W marcu tego roku Europejska Agencja Kosmiczna poinformowała, że lód na Grenlandii i Antarktyce topnieje 6-krotnie szybciej niż w latach 90. ubiegłego wieku, potwierdzając tym samym najmniej optymistyczny scenariusz klimatyczny. W przypadku Polski, w ostatnich latach częstotliwość występowania ekstremalnych zjawisk meteorologicznych i hydrologicznych, w tym susz, wyraźnie się nasiliła. Na przestrzeni ostatniej dekady tj. lat 2010 – 2019 susze miały miejsce dwukrotnie częściej niż w dekadach ubiegłych. Dla porównania, w poprzednim dwudziestoleciu (1989 – 2009) zdarzenia suszy o dużej intensywności i zasięgu notowano raz na 5 lat (lata: 1989, 1992, 2000, 2003). Negatywne skutki zmian klimatu obserwujemy już teraz, a zjawiska z nimi związane coraz częściej dotykają każdego z nas bezpośrednio, mimo że nie zawsze zdajemy sobie z tego sprawę. Niestety, scenariusze klimatyczne nie napawają optymizmem.
Scenariusze klimatyczne najczęściej przedstawia się w znacznej perspektywie czasowej (kilkadziesiąt lat). Możemy wówczas przypuszczać, że skutki zmian klimatu to rzeczywistość przyszłych pokoleń, podczas gdy już teraz doświadczamy negatywnych konsekwencji zmian w systemie klimatycznym Ziemi.
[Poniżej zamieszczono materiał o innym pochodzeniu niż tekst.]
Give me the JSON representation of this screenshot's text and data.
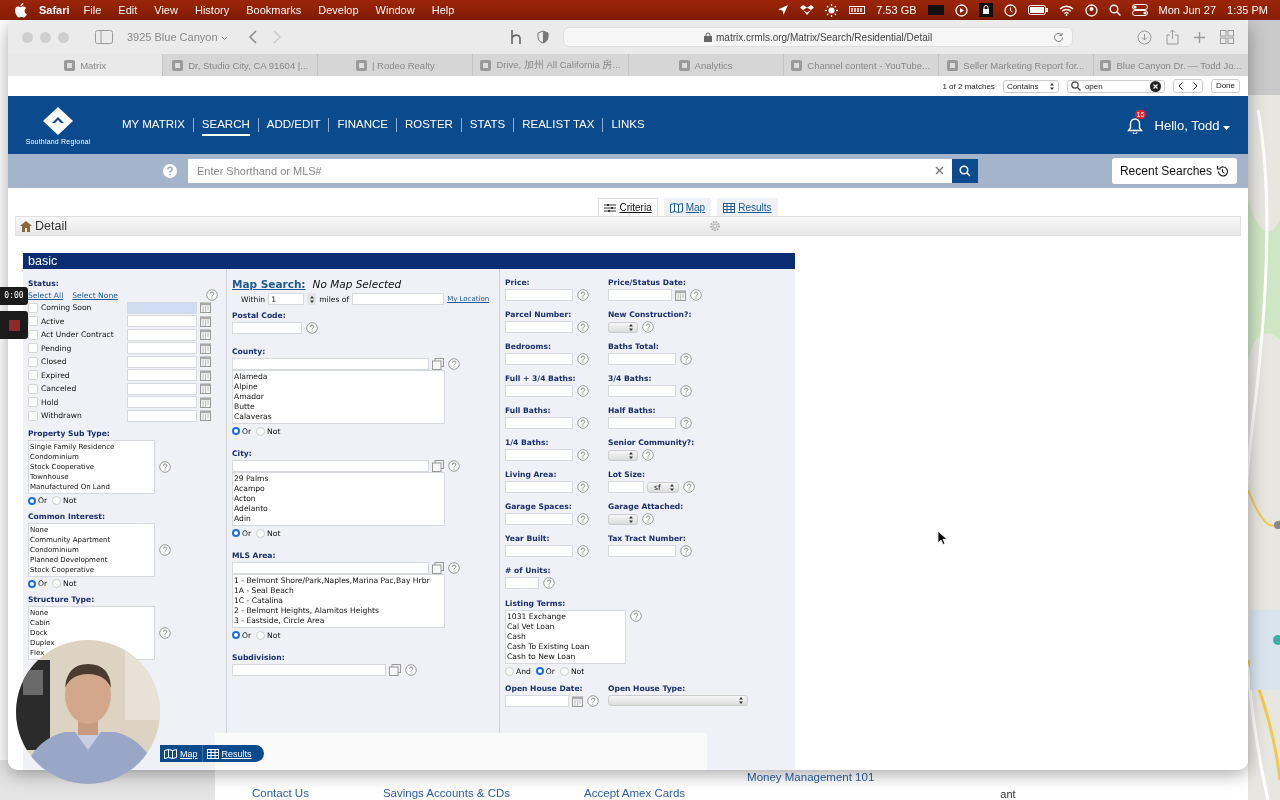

Zmiany klimatu to czynnik intensyfikujący konflikty i kryzysy migracyjne. Międzynarodowy zespół naukowców opublikował na łamach „Global Environmental Change” badanie, w którym wykazano, że susze i wiążące się z nimi mniejsze zbiory, w niektórych regionach świata mogą być przyczyną konfliktów o zasoby, które z kolei zmuszają mieszkańców do migracji. Z analizy wynika, że pogarszające się warunki klimatyczne wpłynęły znacząco na ostatnie fale migrantów, uciekających przed konfliktami w rejonie Bliskiego Wschodu – komentuje dr inż. Krystian Szczepański, Dyrektor IOŚ-PIB, realizującego projekt Klimada 2.0.